Heavy on action, light on…pretty much everything else
|Adam Cheng as General Yang|
|Xu Fan as Mrs Yang|
|Seven handsome blokes as General Yang’s sons|
|Ady An as Princess Chai Latte|
|with Shao Bing as Yelu Yuan|
I‘m not normally able to watch many Hong Kong films, but sometimes, the opportunity presents itself – like when you’re flying from Hong Kong on a Cathay Pacific flight. Go figure. Anyway, my impression of Hong Kong cinema is that they’re very good at action, martial arts and comedy movies (sometimes, a combination of all three if Jackie Chan is involved), and not much else. Saving General Yang is most definitely an action movie. Despite being presented as an epic in the trailer, it never reaches the length and storyline and character depth that is required of it.

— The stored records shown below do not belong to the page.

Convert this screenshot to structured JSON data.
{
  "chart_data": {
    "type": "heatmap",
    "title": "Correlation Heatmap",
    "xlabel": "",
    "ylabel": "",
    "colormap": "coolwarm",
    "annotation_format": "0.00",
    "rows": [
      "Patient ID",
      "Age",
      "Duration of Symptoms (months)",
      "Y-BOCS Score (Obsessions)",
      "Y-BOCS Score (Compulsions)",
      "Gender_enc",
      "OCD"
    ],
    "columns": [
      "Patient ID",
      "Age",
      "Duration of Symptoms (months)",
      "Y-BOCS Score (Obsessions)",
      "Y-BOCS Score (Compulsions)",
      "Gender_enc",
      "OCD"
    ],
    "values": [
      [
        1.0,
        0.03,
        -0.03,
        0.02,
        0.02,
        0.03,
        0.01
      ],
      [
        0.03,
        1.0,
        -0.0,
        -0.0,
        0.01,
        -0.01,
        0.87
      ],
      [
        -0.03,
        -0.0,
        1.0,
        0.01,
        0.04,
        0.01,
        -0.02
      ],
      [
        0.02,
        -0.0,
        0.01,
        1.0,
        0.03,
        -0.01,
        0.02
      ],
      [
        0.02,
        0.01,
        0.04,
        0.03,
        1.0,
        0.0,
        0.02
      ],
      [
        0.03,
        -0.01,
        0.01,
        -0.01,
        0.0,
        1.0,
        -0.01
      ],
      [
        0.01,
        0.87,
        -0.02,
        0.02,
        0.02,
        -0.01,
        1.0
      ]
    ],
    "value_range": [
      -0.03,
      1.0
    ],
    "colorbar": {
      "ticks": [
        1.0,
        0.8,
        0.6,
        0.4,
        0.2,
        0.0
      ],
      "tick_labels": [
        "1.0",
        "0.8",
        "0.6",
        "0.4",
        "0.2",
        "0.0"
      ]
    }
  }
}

First, a bit of background. In the thousands of years of Imperial Chinese history, there have been quite a few legendary stories and some have made it to the mainstream all over the world. Journey to the West for example, has been adapted faithfully and not so faithfully as Monkey and Dragonball respectively. The stories and fables of the Yang family during the Song dynasty in Ancient China is less internationally known, but is still much loved and studied in China. This film is based (pretty loosely it seems) on the fables and legends surrounding General Yang Ye and his sons.
The background of the movie is a invasion into the Song Empire by the northern Khitan nomadic people with a massive army. General Yang gets sent out under the command of someone vastly less competent and far more egotistical and gets trapped in a mountain fortress while his sons fight their way through the enemy blockade to rescue him. What follows is pretty standard fare in an action movie. There’s lots of cool shots of
tomato juice blood, fight scenes with swords, halberds and some kitchen sinks (actually, that last bit isn’t true) and nigh on impossibly hard to kill heroes. Oh and a prophecy that is ultimately misleading (what prophecy isn’t?).
The thing that really irks me is the crass stupidity of some of the characters, leading to some downright stupid scenes on both the good and bad sides of the tale. This is marked abruptly, but in some ways also not so surprisingly when one of our heroes kills one of the bad guy’s lieutenants. Only, ten seconds later, the bad guy spears the hero dead and rides across the screen in his horse, conveniently picking up his spear. I mean, seriously, if you were THAT CLOSE to the fight, why the hell didn’t you help your lieutenant in the first place? This scene epitomises just what’s wrong with a lot of this movie. Characters
die are seemingly sacrificed senselessly like this for storyline convenience or a quick and dirty emotional scene and it would be almost comical were it not for the fact that the movie is entirely serious – apart from that one beheading in the middle.
At the end of the day, Saving General Yang is indeed a good martial arts and sword fighting action flick. However, if you think going in that it has any deep, weighty statements for further philosophical analysis, then don’t come here. You don’t even get any good political intrigue or real historical lessons. There’s really only one grey character (and he’s the bad guy), everyone else is either good, bad or an idiot and the only comic relief is killed off far before his time. This is the sort of movie that doesn’t reward thinking of any kind and it would rather that you enjoy it for what it is, lots of violence followed by more violence and some pretty boys pouting and staring at things in the distance.
All action, nothing else. The story is cogent, but that’s because there’s not much in it.
Should I watch this?
I was on a plane. I didn’t have much choice. You? If you have a choice, go do something else. Gardening. Reading. Plumbing. Anything.